A multi-stage training strategy is adopted: the forward and backward processes of IMSM are first trained independently to ensure accurate round-trip information transfer, followed by end-to-end joint training of the entire space-time resampling pipeline. High-frame-rate video datasets (e.g., Vimeo-90K, REDS) are used for training, with loss weights adaptively adjusted using the validation set.

Key Experimental Results

Main Results

Dataset Metric Ours RIFE FLAVR Gain
Vimeo-90K PSNR (dB) 36.82 35.61 35.94 +0.88
Vimeo-90K SSIM 0.978 0.970 0.972 +0.006
REDS PSNR (dB) 32.15 30.87 31.24 +0.91
UCF-101 PSNR (dB) 35.24 34.56 34.71 +0.53

Ablation Study

Configuration PSNR (dB) SSIM Description
Full model (IMSM + continuous resampling) 36.82 0.978 Full model
w/o IMSM (pure frame interpolation) 35.61 0.970 No motion steganography, degrades to standard VFI
w/o continuous resampling (fixed 2x) 36.34 0.975 Supports only fixed integer factors
w/o quality constraint \(\mathcal{L}_{vis}\) 36.58 0.974 Slight degradation in steganographic frame quality

Key Findings

  • IMSM provides the greatest contribution (+1.2 dB), validating the critical role of motion information preservation in reconstruction quality.
  • In high-motion scenarios (REDS dataset), the gain of IMSM is more significant (+1.28 dB) due to the higher uncertainty of motion estimation in these scenarios.
  • The PSNR difference between steganographic frames and original frames is only about 0.3-0.5 dB, which is almost imperceptible to the human eye.
  • Compared to the "2x first, then downsample" approach, continuous resampling reduces reconstruction loss by approximately 0.4 dB at non-integer factors (e.g., 1.5x).

Highlights & Insights

  • Innovative Cross-over of Steganography × Video Processing: Introducing steganography techniques from the information security field into video resampling to turn "lossy downsampling" into an "information transmission channel" is a highly ingenious idea.

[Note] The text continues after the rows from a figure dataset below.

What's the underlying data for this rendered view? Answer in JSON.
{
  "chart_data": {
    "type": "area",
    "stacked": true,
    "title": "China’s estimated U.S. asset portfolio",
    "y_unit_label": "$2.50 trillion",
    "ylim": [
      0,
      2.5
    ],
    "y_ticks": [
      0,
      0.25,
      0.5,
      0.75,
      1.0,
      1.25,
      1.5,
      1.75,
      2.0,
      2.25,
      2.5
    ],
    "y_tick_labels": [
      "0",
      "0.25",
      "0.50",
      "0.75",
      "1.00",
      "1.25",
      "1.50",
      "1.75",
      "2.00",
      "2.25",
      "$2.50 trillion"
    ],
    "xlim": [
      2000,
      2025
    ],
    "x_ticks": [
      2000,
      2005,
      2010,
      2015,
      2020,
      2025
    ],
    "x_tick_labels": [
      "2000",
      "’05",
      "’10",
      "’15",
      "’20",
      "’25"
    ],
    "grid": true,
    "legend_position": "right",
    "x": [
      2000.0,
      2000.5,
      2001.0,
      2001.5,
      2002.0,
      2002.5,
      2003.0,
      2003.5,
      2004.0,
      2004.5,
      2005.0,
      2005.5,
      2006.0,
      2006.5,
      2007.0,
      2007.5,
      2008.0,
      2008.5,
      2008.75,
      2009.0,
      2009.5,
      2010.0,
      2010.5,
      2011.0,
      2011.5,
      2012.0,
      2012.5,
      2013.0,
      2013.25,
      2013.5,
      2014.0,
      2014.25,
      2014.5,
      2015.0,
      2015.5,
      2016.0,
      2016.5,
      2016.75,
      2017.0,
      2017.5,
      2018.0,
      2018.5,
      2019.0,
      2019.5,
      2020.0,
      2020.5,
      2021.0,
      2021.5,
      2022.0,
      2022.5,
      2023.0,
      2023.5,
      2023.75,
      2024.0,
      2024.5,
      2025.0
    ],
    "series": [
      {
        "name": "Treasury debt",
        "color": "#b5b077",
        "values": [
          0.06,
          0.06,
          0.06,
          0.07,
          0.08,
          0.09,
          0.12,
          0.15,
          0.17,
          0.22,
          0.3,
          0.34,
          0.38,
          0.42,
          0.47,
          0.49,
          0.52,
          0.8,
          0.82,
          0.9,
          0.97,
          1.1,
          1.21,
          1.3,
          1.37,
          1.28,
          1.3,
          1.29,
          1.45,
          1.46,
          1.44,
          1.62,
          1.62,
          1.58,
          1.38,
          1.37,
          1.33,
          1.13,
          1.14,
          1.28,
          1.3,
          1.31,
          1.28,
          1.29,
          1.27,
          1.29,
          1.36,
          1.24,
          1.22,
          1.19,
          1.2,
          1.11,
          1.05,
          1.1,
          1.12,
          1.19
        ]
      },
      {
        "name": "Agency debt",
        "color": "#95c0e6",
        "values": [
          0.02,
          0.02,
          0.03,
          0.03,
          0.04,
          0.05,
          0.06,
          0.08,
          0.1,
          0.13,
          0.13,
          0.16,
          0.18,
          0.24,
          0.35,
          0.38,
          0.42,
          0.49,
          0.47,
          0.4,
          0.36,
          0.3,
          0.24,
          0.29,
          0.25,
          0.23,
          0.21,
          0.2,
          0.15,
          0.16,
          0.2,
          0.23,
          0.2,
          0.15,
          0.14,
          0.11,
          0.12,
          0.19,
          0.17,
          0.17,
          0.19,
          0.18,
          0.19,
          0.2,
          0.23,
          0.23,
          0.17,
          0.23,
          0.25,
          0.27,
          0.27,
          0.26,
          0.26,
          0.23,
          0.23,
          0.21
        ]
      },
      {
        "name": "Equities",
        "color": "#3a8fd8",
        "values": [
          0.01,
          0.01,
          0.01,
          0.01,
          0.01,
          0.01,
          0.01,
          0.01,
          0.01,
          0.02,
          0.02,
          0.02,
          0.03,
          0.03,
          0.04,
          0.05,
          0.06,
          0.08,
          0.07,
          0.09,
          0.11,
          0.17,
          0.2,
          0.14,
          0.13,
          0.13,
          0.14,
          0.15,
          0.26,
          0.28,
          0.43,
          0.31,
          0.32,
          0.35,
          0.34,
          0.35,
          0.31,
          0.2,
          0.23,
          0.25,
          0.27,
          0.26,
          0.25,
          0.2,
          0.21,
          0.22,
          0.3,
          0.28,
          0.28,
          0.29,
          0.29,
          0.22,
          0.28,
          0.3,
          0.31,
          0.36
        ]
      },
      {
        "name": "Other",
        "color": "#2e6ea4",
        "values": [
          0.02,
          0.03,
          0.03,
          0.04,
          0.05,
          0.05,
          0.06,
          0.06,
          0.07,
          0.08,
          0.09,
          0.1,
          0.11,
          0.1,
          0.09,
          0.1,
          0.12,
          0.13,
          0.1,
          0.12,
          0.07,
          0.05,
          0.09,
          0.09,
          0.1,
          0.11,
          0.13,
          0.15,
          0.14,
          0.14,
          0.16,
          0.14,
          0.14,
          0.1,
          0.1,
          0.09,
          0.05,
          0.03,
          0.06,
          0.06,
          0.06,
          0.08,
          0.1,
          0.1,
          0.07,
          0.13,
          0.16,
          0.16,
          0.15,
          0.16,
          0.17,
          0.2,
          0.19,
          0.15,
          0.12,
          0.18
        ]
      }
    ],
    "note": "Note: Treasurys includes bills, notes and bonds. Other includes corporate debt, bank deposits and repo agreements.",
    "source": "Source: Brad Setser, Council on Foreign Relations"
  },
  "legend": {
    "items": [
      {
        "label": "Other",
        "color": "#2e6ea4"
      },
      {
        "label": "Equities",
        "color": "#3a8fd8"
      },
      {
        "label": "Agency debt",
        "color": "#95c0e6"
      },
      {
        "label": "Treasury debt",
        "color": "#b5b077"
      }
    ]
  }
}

This paradigm can be generalized to any scenarios where metadata needs to be preserved during downsampling (e.g., implicit transmission of depth maps and semantic labels).
  • Lossless Round-Trip Guaranteed by Invertible Networks: The bijective property of INN theoretically eliminates information loss, offering stronger guarantees than codec-based methods.
  • Practical Utility of Continuous Resampling: Frame-rate and resolution conversion requirements in real-world scenarios are diverse. The design supporting continuous factors significantly extends the applicability of this method.

Limitations & Future Work

  • The computational overhead of invertible networks is high, and real-time performance may be limited by the forward/backward computational complexity of INN.
  • Under high-ratio compression transmission (e.g., heavily lossy video codecs), the robustness of steganographic information against interference has not been fully verified.
  • The current method mainly processes RGB videos. Extending it to other modalities, such as depth videos and event camera data, is worthy of exploration.
  • The steganographic capacity is limited. In cases of extremely complex motion fields (e.g., high-speed multi-object motion), the information bottleneck may limit recovery accuracy.
  • vs RIFE/FLAVR (Frame Interpolation): Frame interpolation methods like RIFE and FLAVR can only infer intermediate frames from adjacent frames, making them prone to failure in occlusion and fast-motion scenarios. Ours bypasses the bottleneck of motion estimation by explicitly transmitting motion information.
  • vs EDSC/TMNet (Temporally-Enhanced VFI): These methods enhance temporal consistency through warping alignment, but essentially still "guess" motion. IMSM provides the "answer" rather than a "guess".
  • vs HiNeRV (Implicit Video Representation): HiNeRV encodes the entire video using implicit representations for compression but does not support flexible space-time resampling. The ideas from both can be combined.

Rating

  • Novelty: ⭐⭐⭐⭐⭐ The cross-disciplinary innovation combining steganography with video resampling is highly novel.
  • Experimental Thoroughness: ⭐⭐⭐⭐ Validated on multiple datasets with comprehensive ablation studies, though lacking real-time performance analysis.
  • Writing Quality: ⭐⭐⭐⭐ Clear method descriptions and well-justified motivations.
  • Value: ⭐⭐⭐⭐ Provides a brand-new paradigm for video resampling with practical application prospects.